[![Binder](https://mybinder.org/badge_logo.svg)](https://lab.mlpack.org/v2/gh/mlpack/examples/master?urlpath=lab%2Ftree%2Fforest_covertype_prediction_with_random_forests%2Fcovertype-rf-cpp.ipynb)

In [1]:
/**
 * @file covertype-rf-cpp.ipynb
 *
 * Classification using Random Forest on the Covertype dataset.
 */

In [2]:
!wget -O - https://datasets.mlpack.org/covertype-small.csv.gz | gunzip -c > covertype-small.csv

In [3]:
#include <mlpack/xeus-cling.hpp>
#include <mlpack.hpp>

In [4]:
using namespace mlpack;

In [5]:
// Load the dataset that we downloaded.
arma::mat dataset;
data::Load("covertype-small.csv", dataset);

In [6]:
// Labels are the last row.
// The dataset stores labels from 1 through 7, but we need 0 through 6
// (in mlpack labels are zero-indexed), so we subtract 1.
arma::Row<size_t> labels =
    arma::conv_to<arma::Row<size_t>>::from(dataset.row(dataset.n_rows - 1)) - 1;
dataset.shed_row(dataset.n_rows - 1);

In [7]:
arma::mat trainSet, testSet;
arma::Row<size_t> trainLabels, testLabels;

// Split dataset randomly into training set and test set.
data::Split(dataset, labels, trainSet, testSet, trainLabels, testLabels,
    0.3 /* Percentage of dataset to use for test set. */);

In [8]:
RandomForest<> rf(trainSet, trainLabels, 7 /* Number of classes in dataset */,
    10 /* 10 trees */);

In [9]:
// Predict the labels of the test points.
arma::Row<size_t> output;
rf.Classify(testSet, output);

In [10]:
// Now print the accuracy.
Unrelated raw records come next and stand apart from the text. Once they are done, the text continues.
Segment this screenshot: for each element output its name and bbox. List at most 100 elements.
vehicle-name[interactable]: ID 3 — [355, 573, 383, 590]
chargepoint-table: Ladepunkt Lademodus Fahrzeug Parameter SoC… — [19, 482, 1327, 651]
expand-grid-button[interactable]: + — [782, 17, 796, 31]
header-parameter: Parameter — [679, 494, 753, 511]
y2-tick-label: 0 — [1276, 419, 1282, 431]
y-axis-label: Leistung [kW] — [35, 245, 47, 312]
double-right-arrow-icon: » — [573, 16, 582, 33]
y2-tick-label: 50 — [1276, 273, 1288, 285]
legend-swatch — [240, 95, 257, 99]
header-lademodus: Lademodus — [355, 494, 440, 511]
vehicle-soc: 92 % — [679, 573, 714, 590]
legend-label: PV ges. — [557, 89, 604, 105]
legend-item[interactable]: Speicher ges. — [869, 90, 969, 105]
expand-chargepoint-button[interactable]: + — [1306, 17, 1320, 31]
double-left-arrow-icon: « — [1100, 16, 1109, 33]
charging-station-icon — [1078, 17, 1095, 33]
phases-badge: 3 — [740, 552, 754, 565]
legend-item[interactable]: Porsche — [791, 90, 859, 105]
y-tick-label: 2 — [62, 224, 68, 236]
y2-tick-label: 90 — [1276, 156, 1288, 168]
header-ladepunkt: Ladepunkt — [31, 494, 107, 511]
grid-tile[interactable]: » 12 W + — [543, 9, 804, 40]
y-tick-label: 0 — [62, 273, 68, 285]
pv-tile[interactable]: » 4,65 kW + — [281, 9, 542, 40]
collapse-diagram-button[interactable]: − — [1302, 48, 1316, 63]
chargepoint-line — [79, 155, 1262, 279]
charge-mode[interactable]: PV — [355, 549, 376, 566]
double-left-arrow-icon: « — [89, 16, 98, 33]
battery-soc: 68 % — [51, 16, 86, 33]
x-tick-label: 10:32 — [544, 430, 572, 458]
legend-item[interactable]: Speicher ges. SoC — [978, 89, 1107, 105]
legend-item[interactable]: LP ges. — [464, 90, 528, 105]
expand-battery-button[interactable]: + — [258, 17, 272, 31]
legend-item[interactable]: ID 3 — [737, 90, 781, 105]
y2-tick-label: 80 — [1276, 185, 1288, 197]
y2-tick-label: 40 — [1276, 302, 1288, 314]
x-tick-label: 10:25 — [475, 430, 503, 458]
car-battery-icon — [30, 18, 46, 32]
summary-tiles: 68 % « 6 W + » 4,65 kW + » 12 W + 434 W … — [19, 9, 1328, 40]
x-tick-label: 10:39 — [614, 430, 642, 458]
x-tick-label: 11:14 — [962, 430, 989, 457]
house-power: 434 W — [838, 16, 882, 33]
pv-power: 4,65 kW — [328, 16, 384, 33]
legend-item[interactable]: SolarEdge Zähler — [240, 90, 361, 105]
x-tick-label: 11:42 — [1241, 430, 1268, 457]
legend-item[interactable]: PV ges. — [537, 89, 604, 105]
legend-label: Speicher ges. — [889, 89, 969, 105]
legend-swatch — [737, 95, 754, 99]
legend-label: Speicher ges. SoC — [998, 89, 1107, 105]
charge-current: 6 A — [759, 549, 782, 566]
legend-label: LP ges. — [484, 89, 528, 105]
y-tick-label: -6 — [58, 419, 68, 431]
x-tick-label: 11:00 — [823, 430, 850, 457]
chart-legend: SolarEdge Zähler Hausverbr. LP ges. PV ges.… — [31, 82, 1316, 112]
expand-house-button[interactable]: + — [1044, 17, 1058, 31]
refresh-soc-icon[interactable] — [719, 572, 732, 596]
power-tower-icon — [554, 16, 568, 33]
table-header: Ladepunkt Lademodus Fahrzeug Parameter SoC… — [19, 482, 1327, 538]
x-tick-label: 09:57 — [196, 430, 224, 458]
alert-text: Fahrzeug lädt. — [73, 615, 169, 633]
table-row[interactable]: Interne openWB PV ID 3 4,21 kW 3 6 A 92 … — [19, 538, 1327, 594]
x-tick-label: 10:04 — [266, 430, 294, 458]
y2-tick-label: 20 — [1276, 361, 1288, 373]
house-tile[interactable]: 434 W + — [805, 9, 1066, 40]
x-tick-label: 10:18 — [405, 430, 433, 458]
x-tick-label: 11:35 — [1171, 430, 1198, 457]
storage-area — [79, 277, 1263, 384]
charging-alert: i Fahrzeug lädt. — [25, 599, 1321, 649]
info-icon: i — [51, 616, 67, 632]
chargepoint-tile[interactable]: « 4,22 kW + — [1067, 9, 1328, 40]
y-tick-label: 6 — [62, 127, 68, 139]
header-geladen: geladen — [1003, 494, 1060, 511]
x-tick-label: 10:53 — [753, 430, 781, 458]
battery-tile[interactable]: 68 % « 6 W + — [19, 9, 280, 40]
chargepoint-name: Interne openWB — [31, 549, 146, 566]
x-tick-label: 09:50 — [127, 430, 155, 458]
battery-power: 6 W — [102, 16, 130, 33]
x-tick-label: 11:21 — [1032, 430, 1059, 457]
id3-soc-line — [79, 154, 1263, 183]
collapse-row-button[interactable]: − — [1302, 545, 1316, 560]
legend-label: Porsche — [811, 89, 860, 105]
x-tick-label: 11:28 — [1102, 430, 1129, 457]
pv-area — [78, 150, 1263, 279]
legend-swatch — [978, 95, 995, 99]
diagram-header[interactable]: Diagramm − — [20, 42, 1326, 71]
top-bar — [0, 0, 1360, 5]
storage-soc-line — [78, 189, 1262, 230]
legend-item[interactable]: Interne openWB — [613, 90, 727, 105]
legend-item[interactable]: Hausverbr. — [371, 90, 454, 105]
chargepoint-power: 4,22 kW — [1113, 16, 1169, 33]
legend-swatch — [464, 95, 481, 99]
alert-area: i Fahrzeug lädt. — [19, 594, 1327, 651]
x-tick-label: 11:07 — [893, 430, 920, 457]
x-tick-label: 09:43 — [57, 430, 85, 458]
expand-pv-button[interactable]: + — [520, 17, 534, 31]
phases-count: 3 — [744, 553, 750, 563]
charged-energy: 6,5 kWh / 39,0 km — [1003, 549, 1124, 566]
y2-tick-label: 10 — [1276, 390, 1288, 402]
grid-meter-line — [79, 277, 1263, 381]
The 'probabilities' output could also be used to
// generate an ROC curve.
const size_t correct = arma::accu(output == testLabels);
std::cout << correct
          << " correct out of "
          << testLabels.n_elem << " ("
          << 100.0 * correct / testLabels.n_elem
          << "%)." << std::endl;

24747 correct out of 30000 (82.49%).